Spies: Polite, but clear in dealings with islands

THE HAGUE--Businesslike and professional; polite, yet clear and direct. That is what politicians in the Dutch Caribbean can expect from new Dutch Minister of Home Affairs and Kingdom Relations Liesbeth Spies, who started her first-ever visit to the islands yesterday, Thursday.

"I am going with an open mind. I want to get my own impression. I will not go there wearing glasses of whatever Member of the Second Chamber," she told The Daily Herald in an interview on the eve of her visit to the islands.

The islands will meet with the new Minister for the first time since her appointment mid-December last year. She succeeded Piet Hein Donner, who became Vice-President of the Council of State. Like Donner, Spies is a member of the Christian Democratic Party CDA.

Spies started her visit to the islands in Aruba on Thursday and will be in Curaçao today, Friday. From there she will go to Bonaire, where she will spend the weekend. Then it is on to St. Maarten on Monday, Saba on Tuesday and St. Eustatius on Wednesday.

Spies has many meetings and appointments on the islands, but there is also time to watch the children's Carnival parade in Bonaire on Sunday. Asked why a Minister was going to a Carnival parade, she said Carnival was an important part of culture and the people's identity.

Having an own identity is important for people, said Spies. "People are proud of their identity. I realise that the islands greatly vary and that you cannot compare them, just like you can't generalise people from Friesland and Limburg."

Solid relations in the Kingdom are important to Spies. "We have to treat each other with respect and respect each other's responsibility. At the same time I am responsible for Kingdom Relations. I expect everyone to stick to the agreements that we have made."

She said she would be polite, but also very clear in her statements and opinions. One of the topics that warrants clear and concise dealing with is the financial situation and the financial supervision of the governments of Curaçao and St. Maarten.

According to Spies, St. Maarten had shown improvement where it came to presenting a realistic, balanced budget. "But we are not there yet. The 2012 budget has yet to be approved." She said there was also the multi-annual aspect of sound long-term government finances and planning and the accompanying legislation that still needed to be put in place.

Asked whether she would continue to provide technical assistance to St. Maarten in the process of building the country, Spies said: "We can look into additional assistance if they so desire. But it is not up to us to initiate that. They have to indicate that they want that help."

Spies complimented the islands for the immense strides that have been made since the new constitutional relations went into effect on October 10, 2010. Curaçao and especially St. Maarten have been working hard to build their countries. Bonaire, St. Eustatius and Saba have become part of The Netherlands and that has proven to be no small task.

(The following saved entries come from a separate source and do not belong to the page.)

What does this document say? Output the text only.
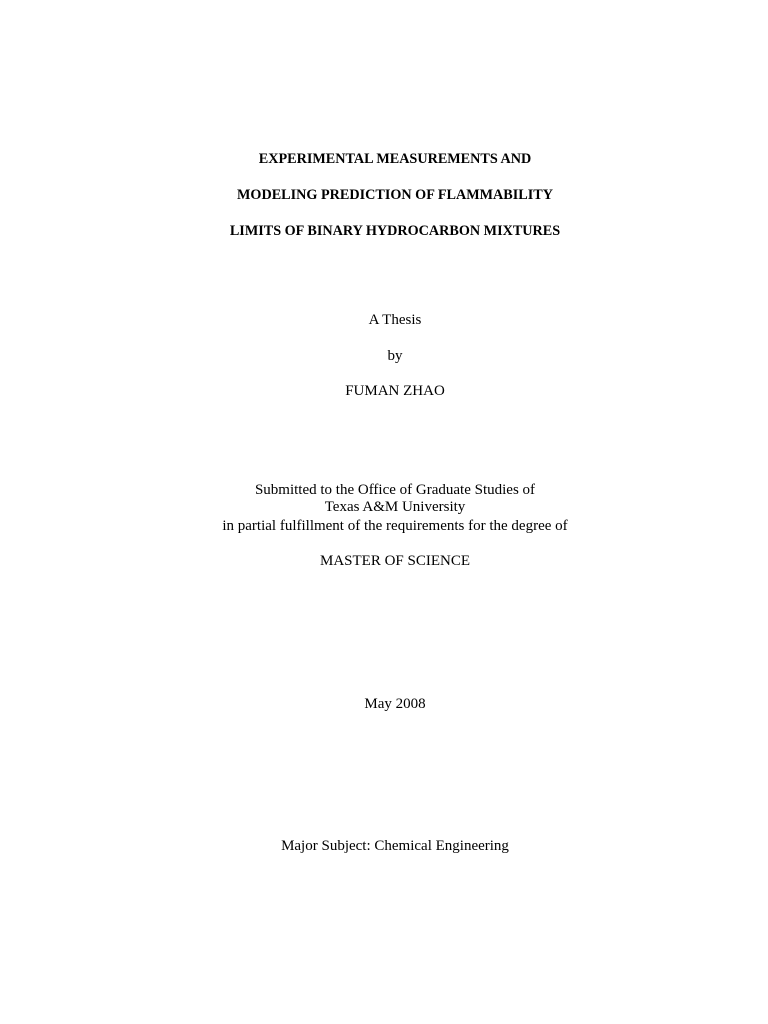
EXPERIMENTAL MEASUREMENTS AND
MODELING PREDICTION OF FLAMMABILITY
LIMITS OF BINARY HYDROCARBON MIXTURES
A Thesis
by
FUMAN ZHAO
Submitted to the Office of Graduate Studies of
Texas A&M University
in partial fulfillment of the requirements for the degree of
MASTER OF SCIENCE
May 2008
Major Subject: Chemical Engineering
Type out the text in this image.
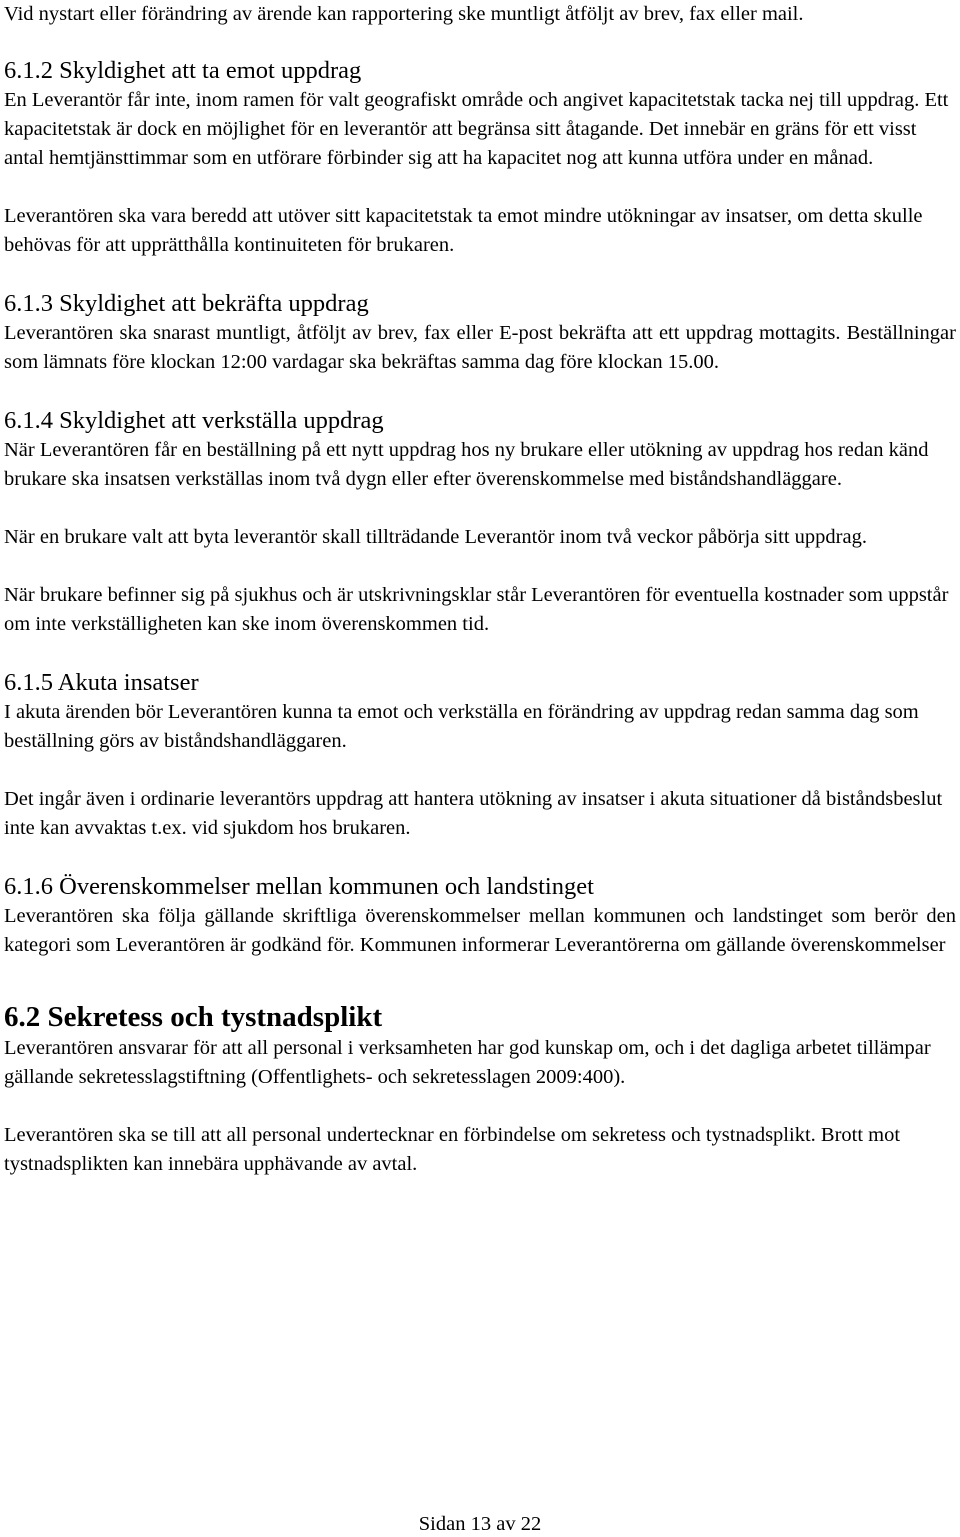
Vid nystart eller förändring av ärende kan rapportering ske muntligt åtföljt av brev, fax eller mail.

6.1.2 Skyldighet att ta emot uppdrag

En Leverantör får inte, inom ramen för valt geografiskt område och angivet kapacitetstak tacka nej till uppdrag. Ett kapacitetstak är dock en möjlighet för en leverantör att begränsa sitt åtagande. Det innebär en gräns för ett visst antal hemtjänsttimmar som en utförare förbinder sig att ha kapacitet nog att kunna utföra under en månad.

Leverantören ska vara beredd att utöver sitt kapacitetstak ta emot mindre utökningar av insatser, om detta skulle behövas för att upprätthålla kontinuiteten för brukaren.

6.1.3 Skyldighet att bekräfta uppdrag

Leverantören ska snarast muntligt, åtföljt av brev, fax eller E-post bekräfta att ett uppdrag mottagits. Beställningar som lämnats före klockan 12:00 vardagar ska bekräftas samma dag före klockan 15.00.

6.1.4 Skyldighet att verkställa uppdrag

När Leverantören får en beställning på ett nytt uppdrag hos ny brukare eller utökning av uppdrag hos redan känd brukare ska insatsen verkställas inom två dygn eller efter överenskommelse med biståndshandläggare.

När en brukare valt att byta leverantör skall tillträdande Leverantör inom två veckor påbörja sitt uppdrag.

När brukare befinner sig på sjukhus och är utskrivningsklar står Leverantören för eventuella kostnader som uppstår om inte verkställigheten kan ske inom överenskommen tid.

6.1.5 Akuta insatser

I akuta ärenden bör Leverantören kunna ta emot och verkställa en förändring av uppdrag redan samma dag som beställning görs av biståndshandläggaren.

Det ingår även i ordinarie leverantörs uppdrag att hantera utökning av insatser i akuta situationer då biståndsbeslut inte kan avvaktas t.ex. vid sjukdom hos brukaren.

6.1.6 Överenskommelser mellan kommunen och landstinget

Leverantören ska följa gällande skriftliga överenskommelser mellan kommunen och landstinget som berör den kategori som Leverantören är godkänd för. Kommunen informerar Leverantörerna om gällande överenskommelser

6.2 Sekretess och tystnadsplikt

Leverantören ansvarar för att all personal i verksamheten har god kunskap om, och i det dagliga arbetet tillämpar gällande sekretesslagstiftning (Offentlighets- och sekretesslagen 2009:400).

Leverantören ska se till att all personal undertecknar en förbindelse om sekretess och tystnadsplikt. Brott mot tystnadsplikten kan innebära upphävande av avtal.

Sidan 13 av 22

"I understand very well that there is impatience. But we are only a year and a half along the way. Much effort is made to improve things," she said, referring to the contribution that the Dutch ministries and their Ministers and State Secretaries have made in Bonaire, St. Eustatius and Saba. She mentioned the general health insurance, investments in education and the setting up of the youth and family centres.

Spies said her colleagues in the cabinet felt very responsible and involved. She hoped that the Dutch Parliament also had seen this during the debates with the individual Ministers and State Secretaries this week and last week. "Parliament must have seen the immense involvement and feeling of responsibility of this cabinet. The Second Chamber hears and sees a lot, but not everything."

About the complaints by people of the three smaller islands, Spies said: "I hope that people are willing to share their concerns, so I can get a clear view of what is happening." She acknowledged that the decreased spending power was a problem. But she noted at the same time that this was an issue for everyone in the Dutch Kingdom, with many people wondering if they would keep their jobs and how they would pay their mortgages.

Spies announced in her meeting with the Permanent Committee for Kingdom Relations on Monday that she would have a serious talk with Representative of the Dutch Government for Bonaire, St. Eustatius and Saba Wilbert Stolte.

In the interview, she nuanced that statement somewhat: "That was not threatening talk. There are no dark clouds. The Representative and I know each other very well. I can imagine that he also wants to have a serious talk with me. We will discuss in an open manner what we can do to improve things."

The Minister of Home Affairs and Kingdom Relations has a coordinating role where it comes to the Dutch "public entities," but it is up to the individual ministries to deal with the specific issues on the islands, said Spies.

"Minister Schippers was right when she said that her ministry could best tackle the issues of health care. as it has the expertise, the contacts and the network."

Spies (45) has never visited the Dutch Caribbean before. When asked why not, she said: "We are not great globetrotters. It is busy at home with two daughters of 12 and 15, a husband with an international position and a mother as Minister.".